The mice that were treated with the two-drug combination lived three times longer than those treated with only a single standard agent. “This result was exciting because it’s exceedingly rare for any treatment to extend survival in this gold-standard mouse model,” Olive says.

They also tested PTC596 in combination with gemcitabine and another drug commonly used to treat pancreatic cancer, nab-paclitaxel, using human pancreatic tumors grown in mice. This combination further enhanced efficacy, making the tumors shrink outright. 

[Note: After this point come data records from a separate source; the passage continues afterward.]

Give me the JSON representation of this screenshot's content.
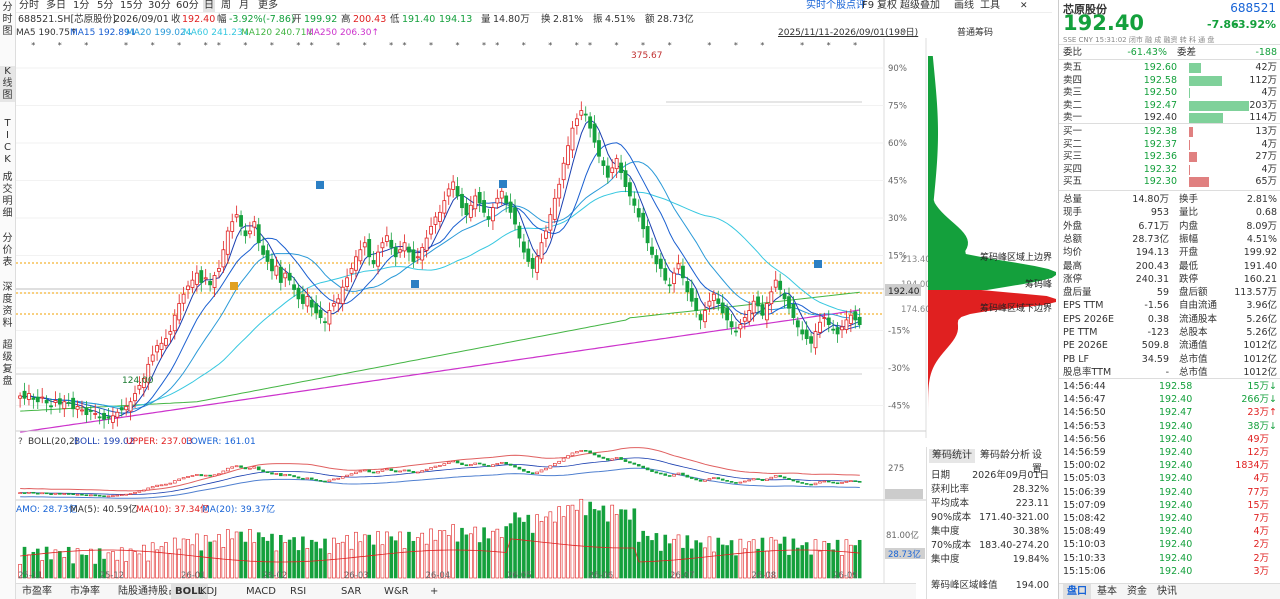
{
  "left_tabs": [
    {
      "label": "分\n时\n图"
    },
    {
      "label": "K\n线\n图"
    },
    {
      "label": "T\nI\nC\nK"
    },
    {
      "label": "成\n交\n明\n细"
    },
    {
      "label": "分\n价\n表"
    },
    {
      "label": "深\n度\n资\n料"
    },
    {
      "label": "超\n级\n复\n盘"
    }
  ],
  "periods": [
    "分时",
    "多日",
    "1分",
    "5分",
    "15分",
    "30分",
    "60分",
    "日",
    "周",
    "月",
    "更多"
  ],
  "active_period": "日",
  "topbar_right": {
    "feedback": "实时个股点评",
    "f9": "F9",
    "copy_date": "复权",
    "stack": "超级叠加",
    "draw": "画线",
    "tools": "工具"
  },
  "info": {
    "code": "688521.SH[芯原股份]",
    "date": "2026/09/01",
    "close_label": "收",
    "close": "192.40",
    "amp_label": "幅",
    "chg": "-3.92%(-7.86)",
    "open_label": "开",
    "open": "199.92",
    "high_label": "高",
    "high": "200.43",
    "low_label": "低",
    "low": "191.40",
    "avg": "194.13",
    "vol_label": "量",
    "vol": "14.80万",
    "turn_label": "换",
    "turn": "2.81%",
    "swing_label": "振",
    "swing": "4.51%",
    "amount_label": "额",
    "amount": "28.73亿"
  },
  "ma": {
    "ma5": "MA5 190.75↑",
    "ma15": "MA15 192.89↓",
    "ma20": "MA20 199.02↓",
    "ma60": "MA60 241.23↓",
    "ma120": "MA120 240.71↓",
    "ma250": "MA250 206.30↑",
    "range": "2025/11/11-2026/09/01(198日)",
    "chip_mode": "普通筹码"
  },
  "colors": {
    "up": "#e02020",
    "down": "#14a03c",
    "ma5": "#1a3fb0",
    "ma15": "#1a5fd0",
    "ma20": "#2b9ad8",
    "ma60": "#38c8e0",
    "ma120": "#44b544",
    "ma250": "#cc33cc"
  },
  "chart_data": {
    "type": "candlestick",
    "x_labels": [
      "25-11",
      "25-12",
      "26-01",
      "26-02",
      "26-03",
      "26-04",
      "26-05",
      "26-06",
      "26-07",
      "26-08",
      "26-09"
    ],
    "y_pct_ticks": [
      "90%",
      "75%",
      "60%",
      "45%",
      "30%",
      "15%",
      "0%",
      "-15%",
      "-30%",
      "-45%"
    ],
    "price_marks": {
      "high_label": "375.67",
      "low_label": "124.00",
      "last": "192.40",
      "upper_bound": "213.40",
      "base": "194.00",
      "lower_bound": "174.60"
    },
    "closes": [
      131,
      129,
      133,
      128,
      126,
      130,
      125,
      122,
      127,
      124,
      126,
      125,
      120,
      122,
      119,
      115,
      118,
      116,
      113,
      111,
      112,
      114,
      117,
      119,
      122,
      126,
      133,
      140,
      146,
      158,
      166,
      174,
      176,
      180,
      186,
      200,
      210,
      218,
      225,
      230,
      236,
      228,
      232,
      226,
      234,
      240,
      256,
      272,
      280,
      286,
      276,
      268,
      272,
      280,
      262,
      252,
      246,
      238,
      242,
      228,
      236,
      230,
      222,
      214,
      210,
      216,
      207,
      202,
      198,
      194,
      204,
      210,
      214,
      224,
      232,
      240,
      250,
      256,
      262,
      250,
      244,
      254,
      262,
      268,
      258,
      250,
      256,
      262,
      254,
      246,
      250,
      258,
      266,
      276,
      284,
      288,
      298,
      308,
      314,
      302,
      292,
      286,
      294,
      302,
      296,
      288,
      282,
      292,
      300,
      306,
      296,
      288,
      278,
      266,
      254,
      246,
      240,
      250,
      262,
      272,
      286,
      300,
      312,
      330,
      345,
      360,
      368,
      375,
      372,
      360,
      348,
      336,
      328,
      318,
      326,
      334,
      322,
      310,
      302,
      294,
      284,
      274,
      262,
      252,
      244,
      240,
      230,
      226,
      236,
      244,
      232,
      220,
      212,
      204,
      196,
      204,
      212,
      218,
      210,
      202,
      196,
      190,
      186,
      192,
      198,
      204,
      212,
      208,
      200,
      210,
      220,
      230,
      222,
      214,
      206,
      198,
      190,
      184,
      180,
      176,
      186,
      194,
      198,
      192,
      188,
      184,
      190,
      196,
      200,
      196,
      192
    ]
  },
  "boll": {
    "label": "BOLL(20,2)",
    "mid": "BOLL: 199.02",
    "upper": "UPPER: 237.03",
    "lower": "LOWER: 161.01",
    "tick": "275"
  },
  "amo": {
    "label": "AMO: 28.73亿",
    "ma5": "MA(5): 40.59亿",
    "ma10": "MA(10): 37.34亿",
    "ma20": "MA(20): 39.37亿",
    "tick": "81.00亿",
    "last": "28.73亿"
  },
  "chip_labels": {
    "upper": "筹码峰区域上边界",
    "peak": "筹码峰",
    "lower": "筹码峰区域下边界"
  },
  "chip_panel": {
    "tabs": [
      "筹码统计",
      "筹码龄分析",
      "设置"
    ],
    "rows": [
      {
        "k": "日期",
        "v": "2026年09月01日"
      },
      {
        "k": "获利比率",
        "v": "28.32%"
      },
      {
        "k": "平均成本",
        "v": "223.11"
      },
      {
        "k": "90%成本",
        "v": "171.40-321.00"
      },
      {
        "k": "集中度",
        "v": "30.38%"
      },
      {
        "k": "70%成本",
        "v": "183.40-274.20"
      },
      {
        "k": "集中度",
        "v": "19.84%"
      }
    ],
    "peak_k": "筹码峰区域峰值",
    "peak_v": "194.00"
  },
  "bottom_tabs": [
    "市盈率",
    "市净率",
    "陆股通持股占比",
    "BOLL",
    "KDJ",
    "MACD",
    "RSI",
    "SAR",
    "W&R",
    "+"
  ],
  "active_bottom": "BOLL",
  "quote": {
    "name": "芯原股份",
    "code": "688521",
    "price": "192.40",
    "chg": "-7.86",
    "pct": "-3.92%",
    "meta": "SSE  CNY  15:31:02  闭市 融 成 融资 转 科 通 盘",
    "webi_k": "委比",
    "webi_v": "-61.43%",
    "weicha_k": "委差",
    "weicha_v": "-188",
    "asks": [
      {
        "k": "卖五",
        "p": "192.60",
        "v": "42万",
        "w": 0.2
      },
      {
        "k": "卖四",
        "p": "192.58",
        "v": "112万",
        "w": 0.55
      },
      {
        "k": "卖三",
        "p": "192.50",
        "v": "4万",
        "w": 0.02
      },
      {
        "k": "卖二",
        "p": "192.47",
        "v": "203万",
        "w": 1.0
      },
      {
        "k": "卖一",
        "p": "192.40",
        "v": "114万",
        "w": 0.56
      }
    ],
    "bids": [
      {
        "k": "买一",
        "p": "192.38",
        "v": "13万",
        "w": 0.07
      },
      {
        "k": "买二",
        "p": "192.37",
        "v": "4万",
        "w": 0.02
      },
      {
        "k": "买三",
        "p": "192.36",
        "v": "27万",
        "w": 0.14
      },
      {
        "k": "买四",
        "p": "192.32",
        "v": "4万",
        "w": 0.02
      },
      {
        "k": "买五",
        "p": "192.30",
        "v": "65万",
        "w": 0.33
      }
    ],
    "stats": [
      {
        "k1": "总量",
        "v1": "14.80万",
        "k2": "换手",
        "v2": "2.81%"
      },
      {
        "k1": "现手",
        "v1": "953",
        "k2": "量比",
        "v2": "0.68"
      },
      {
        "k1": "外盘",
        "v1": "6.71万",
        "k2": "内盘",
        "v2": "8.09万"
      },
      {
        "k1": "总额",
        "v1": "28.73亿",
        "k2": "振幅",
        "v2": "4.51%"
      },
      {
        "k1": "均价",
        "v1": "194.13",
        "k2": "开盘",
        "v2": "199.92"
      },
      {
        "k1": "最高",
        "v1": "200.43",
        "k2": "最低",
        "v2": "191.40"
      },
      {
        "k1": "涨停",
        "v1": "240.31",
        "k2": "跌停",
        "v2": "160.21"
      },
      {
        "k1": "盘后量",
        "v1": "59",
        "k2": "盘后额",
        "v2": "113.57万"
      },
      {
        "k1": "EPS TTM",
        "v1": "-1.56",
        "k2": "自由流通",
        "v2": "3.96亿"
      },
      {
        "k1": "EPS 2026E",
        "v1": "0.38",
        "k2": "流通股本",
        "v2": "5.26亿"
      },
      {
        "k1": "PE TTM",
        "v1": "-123",
        "k2": "总股本",
        "v2": "5.26亿"
      },
      {
        "k1": "PE 2026E",
        "v1": "509.8",
        "k2": "流通值",
        "v2": "1012亿"
      },
      {
        "k1": "PB LF",
        "v1": "34.59",
        "k2": "总市值",
        "v2": "1012亿"
      },
      {
        "k1": "股息率TTM",
        "v1": "-",
        "k2": "总市值",
        "v2": "1012亿"
      }
    ],
    "ticks": [
      {
        "t": "14:56:44",
        "p": "192.58",
        "v": "15万",
        "d": "down"
      },
      {
        "t": "14:56:47",
        "p": "192.40",
        "v": "266万",
        "d": "down"
      },
      {
        "t": "14:56:50",
        "p": "192.47",
        "v": "23万",
        "d": "up"
      },
      {
        "t": "14:56:53",
        "p": "192.40",
        "v": "38万",
        "d": "down"
      },
      {
        "t": "14:56:56",
        "p": "192.40",
        "v": "49万",
        "d": ""
      },
      {
        "t": "14:56:59",
        "p": "192.40",
        "v": "12万",
        "d": ""
      },
      {
        "t": "15:00:02",
        "p": "192.40",
        "v": "1834万",
        "d": ""
      },
      {
        "t": "15:05:03",
        "p": "192.40",
        "v": "4万",
        "d": ""
      },
      {
        "t": "15:06:39",
        "p": "192.40",
        "v": "77万",
        "d": ""
      },
      {
        "t": "15:07:09",
        "p": "192.40",
        "v": "15万",
        "d": ""
      },
      {
        "t": "15:08:42",
        "p": "192.40",
        "v": "7万",
        "d": ""
      },
      {
        "t": "15:08:49",
        "p": "192.40",
        "v": "4万",
        "d": ""
      },
      {
        "t": "15:10:03",
        "p": "192.40",
        "v": "2万",
        "d": ""
      },
      {
        "t": "15:10:33",
        "p": "192.40",
        "v": "2万",
        "d": ""
      },
      {
        "t": "15:15:06",
        "p": "192.40",
        "v": "3万",
        "d": ""
      }
    ],
    "tabs": [
      "盘口",
      "基本",
      "资金",
      "快讯"
    ],
    "active_tab": "盘口"
  }
}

“Based on the drug’s safety profile and our own findings, there’s a good rationale for testing PTC596 in combination with standard therapy in patients with pancreatic cancer,” says Olive.

Microtubule Breakdown

Olive’s team also discovered that PTC596 blocks the formation of microtubules—a network of proteins involved in cell division and transport of nutrients within the cell. He demonstrated that PTC596 may act synergistically with nab-paclitaxel, another microtubule-binding agent. 

“Combining different microtubule inhibitors has the potential to play an important role in the future of oncology, as there are many agents that each impact microtubules in different ways that could produce synergy,” Olive says. 


Additional Information

The article is titled “Effective delivery of a microtubule polymerization inhibitor synergizes with standard regimens in models of pancreatic ductal adenocarcinoma” and was published in Clinical Cancer Research.

Additional authors are Jaime A. Eberle-Singh (Columbia University Irving Medical Center, New York, NY), Irina Sagalovskiy (CUIMC), H. Carlo Maurer (CUIMC), Stephen A. Sastra (CUIMC), Carmine F. Palermo (CUIMC), Amanda R. Decker (CUIMC), Min Jung Kim (PTC Therapeutics, South Plainfield, NJ), Josephine Sheedy (PTC Therapeutics), Anna Mollin (PTC Therapeutics), Liangxian Cao (PTC Therapeutics), Jianhua Hu (CUIMC), Arthur Branstrom (PTC Therapeutics), and Marla Weetall (PTC Therapeutics).

The research was supported by the National Cancer Institute (1R21CA188857), the Stewart Trust Cancer Research Fellowship, and sponsored research support from PTC Therapeutics.   

Min Jung Kim, Josephine Sheedy, Anna Mollin, Liangxian Cao, Arthur Branstrom, and Marla Weetall are employees of PTC Therapeutics, which discovered and is developing PTC596. The laboratory of Kenneth Olive received partial funding for this work through a sponsored research agreement between Columbia University and PTC Therapeutics. No personal compensation or incentive was provided. Dr. Olive is a member of the scientific advisory board of Elstar Therapeutics; there is no relationship between Elstar and the work presented in this manuscript.